Où donc sont données les clefs qui permettent la paix ultime, la Jérusalem Céleste?

Car l'homme est pris dans un jeu entre assouvissement et jugement du Logos. Où bien il connaitra une guidance personnelle qui lui permettra de résoudre les oppositions ainsi nées de la polarité, ou bien il se vivra comme damné, ou renoncera au sens et donc à la foi.

Nombreux sont ceux qui vivent comme des bêtes, leurs actes n'étant que singeries interminables, mues par ce que d'autres veulent pour eux. Qu'il est dur de suivre la déité qui gît au fond de son propre coeur! Lorsque le Logos devient une aliénation, il n'est plus que la coquille qui doit éclater pour laisser paraître les eaux de l'indéterminé, et procéder comme auparavant, un nouveau Verbe doit paraître, une nouvelle guidance, et tel est précisement le but de la prière.

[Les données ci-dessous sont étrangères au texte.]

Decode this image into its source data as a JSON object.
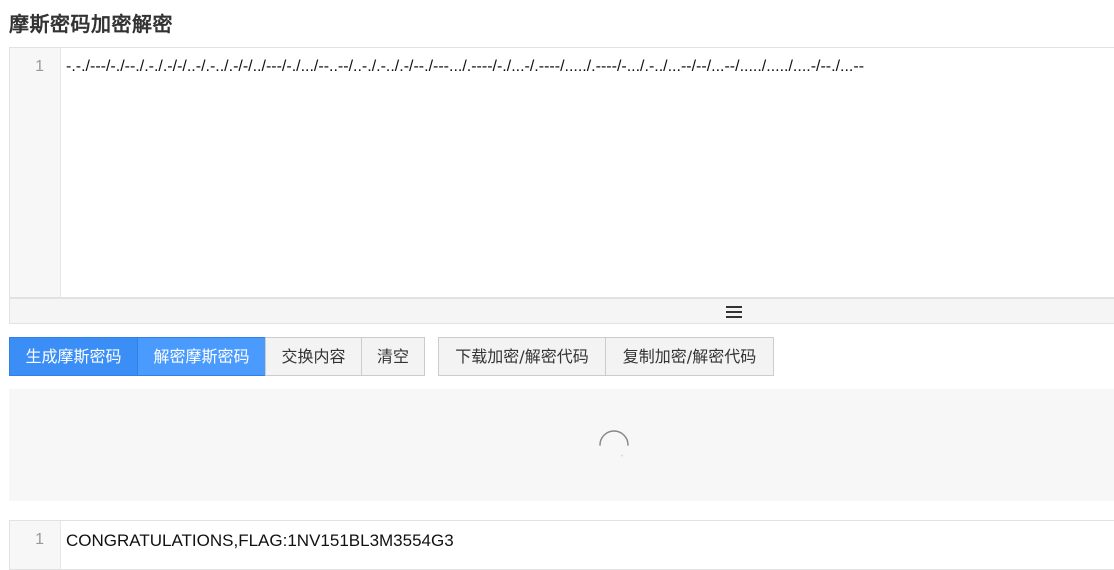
{
  "page": {
    "title": "摩斯密码加密解密"
  },
  "input_editor": {
    "line_number": "1",
    "content": "-.-./---/-./--./.-./.-/-/..-/.-../.-/-/../---/-./.../--..--/..-./.-../.-/--./---.../.----/-./...-/.----/...../.----/-.../.-../...--/--/...--/...../...../....-/--./...--"
  },
  "resize_bar": {
    "icon": "hamburger-icon"
  },
  "toolbar": {
    "encode_label": "生成摩斯密码",
    "decode_label": "解密摩斯密码",
    "swap_label": "交换内容",
    "clear_label": "清空",
    "download_label": "下载加密/解密代码",
    "copy_label": "复制加密/解密代码"
  },
  "loading": {
    "icon": "spinner-icon"
  },
  "output_editor": {
    "line_number": "1",
    "content": "CONGRATULATIONS,FLAG:1NV151BL3M3554G3"
  },
  "colors": {
    "primary": "#3a8ef6",
    "active": "#4b9bff",
    "panel_bg": "#f7f7f7"
  }
}
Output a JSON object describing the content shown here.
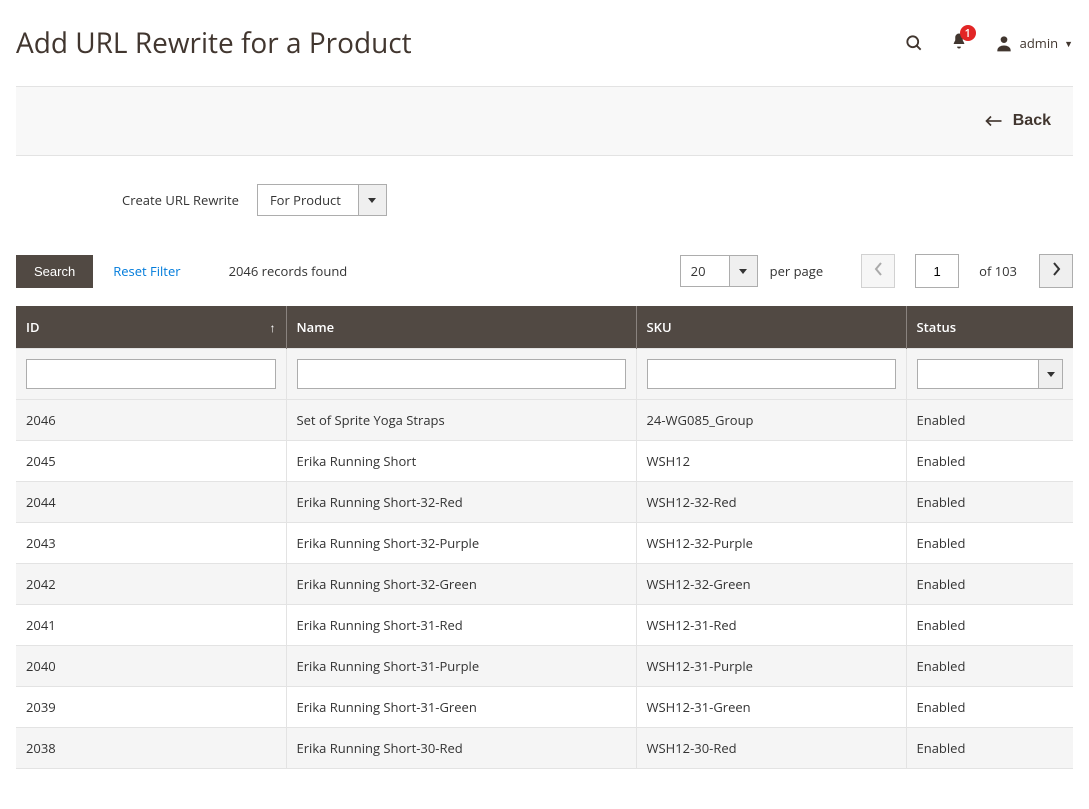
{
  "header": {
    "title": "Add URL Rewrite for a Product",
    "notifications_count": "1",
    "admin_label": "admin"
  },
  "actionbar": {
    "back_label": "Back"
  },
  "rewrite": {
    "label": "Create URL Rewrite",
    "selected": "For Product"
  },
  "toolbar": {
    "search_label": "Search",
    "reset_label": "Reset Filter",
    "records_found": "2046 records found",
    "per_page_value": "20",
    "per_page_label": "per page",
    "current_page": "1",
    "of_pages_label": "of 103"
  },
  "grid": {
    "columns": {
      "id": "ID",
      "name": "Name",
      "sku": "SKU",
      "status": "Status"
    },
    "rows": [
      {
        "id": "2046",
        "name": "Set of Sprite Yoga Straps",
        "sku": "24-WG085_Group",
        "status": "Enabled"
      },
      {
        "id": "2045",
        "name": "Erika Running Short",
        "sku": "WSH12",
        "status": "Enabled"
      },
      {
        "id": "2044",
        "name": "Erika Running Short-32-Red",
        "sku": "WSH12-32-Red",
        "status": "Enabled"
      },
      {
        "id": "2043",
        "name": "Erika Running Short-32-Purple",
        "sku": "WSH12-32-Purple",
        "status": "Enabled"
      },
      {
        "id": "2042",
        "name": "Erika Running Short-32-Green",
        "sku": "WSH12-32-Green",
        "status": "Enabled"
      },
      {
        "id": "2041",
        "name": "Erika Running Short-31-Red",
        "sku": "WSH12-31-Red",
        "status": "Enabled"
      },
      {
        "id": "2040",
        "name": "Erika Running Short-31-Purple",
        "sku": "WSH12-31-Purple",
        "status": "Enabled"
      },
      {
        "id": "2039",
        "name": "Erika Running Short-31-Green",
        "sku": "WSH12-31-Green",
        "status": "Enabled"
      },
      {
        "id": "2038",
        "name": "Erika Running Short-30-Red",
        "sku": "WSH12-30-Red",
        "status": "Enabled"
      }
    ]
  }
}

Bien entendu, elle ne peut trouver de réponse salvatrice sans l'appui de la méditation.

"Fiat Lux"!

Le Verbe - Le Logos - Le Calame - Fiat Lux

Certains supposeront l'existence de synchronicités permettant à la conscience de répondre à ses dilemnes: les conditions de l'existence, les symboles, les rencontres semblent s'aligner pour se rendre interprétables et donner la direction à suivre. Dès lors on usera de toutes sortes de supports pour forcer la synchronicité à se manifester, mais ce sont là des outils qui nous révèlent un instant court: les mancies. Celles-ci dévoilent notre conscience profonde et ce qui y gît selon des repères cognitifs propres, des mèmes spécifiques à la mancie. Selon notre rapport à ces mèmes, nous ouvrons des possibilités d'interprétation. L'usage veut pourtant que l'on se réfère plutôt à des tenants de légitimité pour se déterminer: détenteurs d'un ministère spirituel, conseillers, texte sacré...

C'est pourtant la conscience qui doit trouver ses réponses, d'où l'utilité de la laisser cheminer directement par le rêve. L'oracle est un processus complexe qui peut aboutir à une distance vis-à-vis des réponses que l'intuition apporte, pour rendre grâce à la raison; ce qui importe est la sagesse, c'est à dire le maintien d'une approche qui préserve l'âme de se perdre dans le dédale des reproches. La sophia est le guide suprême, elle n'oriente que vers ce qui amène l'âme à la paix, dans les circonstances.